An American couple arrested for suspicion of being involved in cybercrime were deported on Tuesday night, after 35 days in custody.
Larry Peckham and Denise Huitron, had been in detention at the Muthaiga police station, despite being cleared of cybercrime.
The couple was deported at 10pm on Tuesday aboard a Lufthansa Airlines flight after the court handed them over to Immigration officials because their visas had expired.
Their lawyer, Mr Ronald Oyieko, had said the couple’s two laptops and five phones had not been given back to them. But the Daily Nation established on Wednesday morning that their belongings were returned a few minutes before the plane took off.
In an interview at Muthaiga police station, the couple said they were arrested for a crime they did not know anything about, but admitted they had been in touch with Calvin Ogolla, the prime suspect in the Kenya Revenue Authority system hacking syndicate.
“We were arrested because police thought we were involved in cybercrime, since we had communicated with the man they said was a main suspect but police later said they did not have any evidence linking us to cybercrime,” Mr Peckham said.
He said he had come to Kenya to follow up on a case where his company was defrauded of Sh40 million and wanted to find out if he would get it back.

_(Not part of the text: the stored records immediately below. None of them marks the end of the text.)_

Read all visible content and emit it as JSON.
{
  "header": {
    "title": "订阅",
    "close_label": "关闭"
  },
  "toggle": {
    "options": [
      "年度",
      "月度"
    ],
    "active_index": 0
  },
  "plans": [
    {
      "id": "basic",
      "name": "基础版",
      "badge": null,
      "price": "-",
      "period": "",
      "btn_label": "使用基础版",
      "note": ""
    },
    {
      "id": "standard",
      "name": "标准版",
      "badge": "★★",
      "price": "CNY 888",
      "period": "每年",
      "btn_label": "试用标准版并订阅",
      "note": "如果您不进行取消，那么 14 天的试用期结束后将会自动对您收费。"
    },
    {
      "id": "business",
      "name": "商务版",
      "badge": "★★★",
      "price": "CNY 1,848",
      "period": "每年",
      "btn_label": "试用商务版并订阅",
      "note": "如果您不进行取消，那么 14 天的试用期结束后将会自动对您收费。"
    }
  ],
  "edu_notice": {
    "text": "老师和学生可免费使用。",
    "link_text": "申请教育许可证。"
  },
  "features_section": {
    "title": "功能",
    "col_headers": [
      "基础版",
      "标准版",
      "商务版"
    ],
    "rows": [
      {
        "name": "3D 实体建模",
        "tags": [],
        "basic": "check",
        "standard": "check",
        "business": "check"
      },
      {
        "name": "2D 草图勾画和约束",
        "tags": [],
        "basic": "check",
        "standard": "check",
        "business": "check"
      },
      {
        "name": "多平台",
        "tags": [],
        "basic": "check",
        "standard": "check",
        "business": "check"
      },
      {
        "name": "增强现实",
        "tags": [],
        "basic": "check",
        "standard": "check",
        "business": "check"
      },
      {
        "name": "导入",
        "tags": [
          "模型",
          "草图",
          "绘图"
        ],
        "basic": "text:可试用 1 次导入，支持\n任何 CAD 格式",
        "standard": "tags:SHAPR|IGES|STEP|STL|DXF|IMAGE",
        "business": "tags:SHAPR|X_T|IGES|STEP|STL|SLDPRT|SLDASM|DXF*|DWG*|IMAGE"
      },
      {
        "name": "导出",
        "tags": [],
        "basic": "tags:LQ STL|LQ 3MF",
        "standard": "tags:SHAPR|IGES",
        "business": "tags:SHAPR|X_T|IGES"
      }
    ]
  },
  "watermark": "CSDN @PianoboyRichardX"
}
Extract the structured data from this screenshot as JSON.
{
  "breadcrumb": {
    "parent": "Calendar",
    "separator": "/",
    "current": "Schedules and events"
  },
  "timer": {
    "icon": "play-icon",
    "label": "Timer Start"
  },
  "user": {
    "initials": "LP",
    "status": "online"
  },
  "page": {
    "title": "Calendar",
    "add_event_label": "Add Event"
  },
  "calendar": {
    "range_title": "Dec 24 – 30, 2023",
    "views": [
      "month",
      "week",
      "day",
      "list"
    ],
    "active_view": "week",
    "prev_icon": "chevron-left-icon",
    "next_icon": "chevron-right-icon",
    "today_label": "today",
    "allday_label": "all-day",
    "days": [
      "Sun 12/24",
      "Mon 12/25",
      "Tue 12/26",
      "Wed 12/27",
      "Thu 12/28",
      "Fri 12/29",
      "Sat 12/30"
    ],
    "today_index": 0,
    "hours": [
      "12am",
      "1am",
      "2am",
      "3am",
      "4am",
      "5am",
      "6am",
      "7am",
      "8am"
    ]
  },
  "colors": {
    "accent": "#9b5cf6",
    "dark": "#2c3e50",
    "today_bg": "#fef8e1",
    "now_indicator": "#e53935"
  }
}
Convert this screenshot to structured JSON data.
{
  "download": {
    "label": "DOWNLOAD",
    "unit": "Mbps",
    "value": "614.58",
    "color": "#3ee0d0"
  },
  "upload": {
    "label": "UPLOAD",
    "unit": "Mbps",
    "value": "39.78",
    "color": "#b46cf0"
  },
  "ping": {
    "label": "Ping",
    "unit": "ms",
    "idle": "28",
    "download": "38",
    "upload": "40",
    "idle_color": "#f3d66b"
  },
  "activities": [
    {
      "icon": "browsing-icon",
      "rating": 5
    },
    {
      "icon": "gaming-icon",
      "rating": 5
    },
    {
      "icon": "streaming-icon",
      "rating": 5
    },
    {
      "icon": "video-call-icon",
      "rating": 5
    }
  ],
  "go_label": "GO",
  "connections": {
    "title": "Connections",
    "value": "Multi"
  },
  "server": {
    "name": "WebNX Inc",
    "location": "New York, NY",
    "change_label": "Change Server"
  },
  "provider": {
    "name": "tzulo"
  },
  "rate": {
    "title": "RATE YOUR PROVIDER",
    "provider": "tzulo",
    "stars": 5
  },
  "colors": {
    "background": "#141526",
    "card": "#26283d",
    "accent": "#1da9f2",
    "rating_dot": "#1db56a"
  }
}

“For three years, I have not been able to solve the mystery and someone referred me to Calvin Ogola whom he said was a banker who would help me with solving the mystery. I had a 10-minute meeting with him. I had never met him before and when we did, he told me that he was actually an IT expert,” Mr Peckham said.
He said, however, that when police arrested him a month later, they told him that he had been communicating with Ogola. Police arrested the couple together with Ogola, who is a former police officer, a businessman, Alex Mutunga Mutuku, two Kenya Revenue Authority employees and 13 other suspects in connection with the hacking of the Kenya Revenue Authority systems.
“When police came to my house, they said I was a Russian who came into the country to help him (Ogola) hack into the systems of banks.
“I am an American and I am not good with electronics at all; I have been in Muthaiga police station with my wife, in squalid conditions for 35 days,” Mr Peckham said.
His wife, Denise, said she never understood why she was arrested, yet she had not been in touch with any of the suspects.
“We were detained at the police station for three days before we were taken to court. Then we have been unlawfully detained for all this time, even after police failed to produce evidence linking us to cybercrime. We could not renew our visas because we were broke,” she said.
The immigration law provides for the removal of an offending foreigner from the country immediately and they should remain out of Kenya either indefinitely or for such a period as may be specified by the government.
The suspects in the taxman’s hacking case were arraigned in court with some of them, including the couple, being released. Police have continued to detain some, including Ogolla, Mutuku and others.
Ogolla was attached to the Directorate of Criminal Investigations.
He is expected at the Jomo Kenyatta International Airport court today for a ruling on the cybercrime case.